By Tim Challies
I have always been glad that there was one person who brought out her alabaster jar and anointed the Lord before his burial. Most people would have waited. They would have kept the jar sealed until after his death. Only then, when his body was torn and cold, would they have broken it open to anoint him. But this one woman did not wait. She opened the jar while he could still enjoy its scent, and while his worn and weary feet could still be refreshed.
You don’t have to read between the lines to find the lesson. After a man dies, there is no lack of alabaster jars to be brought out and unsealed. It is then that the kindest words are spoken. It is then that his loved ones forget all his mistakes, follies, and sins to tell of his virtues.
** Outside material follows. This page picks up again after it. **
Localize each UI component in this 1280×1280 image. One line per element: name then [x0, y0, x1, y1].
His friends recount all the wonderful things he did, the generosity he showed, and the kindness he extended. Everyone that knew him visits his family to say some kind word, to recount a favor they received or a noble deed they witnessed. Close friends order flowers to be sent with their card and laid on his coffin.
There is nothing wrong in all this. Flowers on a coffin are appropriate tokens of love and respect. The kind words are fitting, too. There is no better tribute to a life than the sincere accolades of grieving friends and family members.
But in the meantime, there is a host of weary men and women toiling toward the grave who sorely need what we can give them right now. We are gathering incense to pour on their coffins, but why shouldn’t we pour it over them today? Kind words are lying in our hearts unexpressed, and resting on our tongues unspoken. These are the very words we will speak when these weary people are dead. Why shouldn’t we speak them now, when they would do so much good, and when hearing them would bring such encouragement?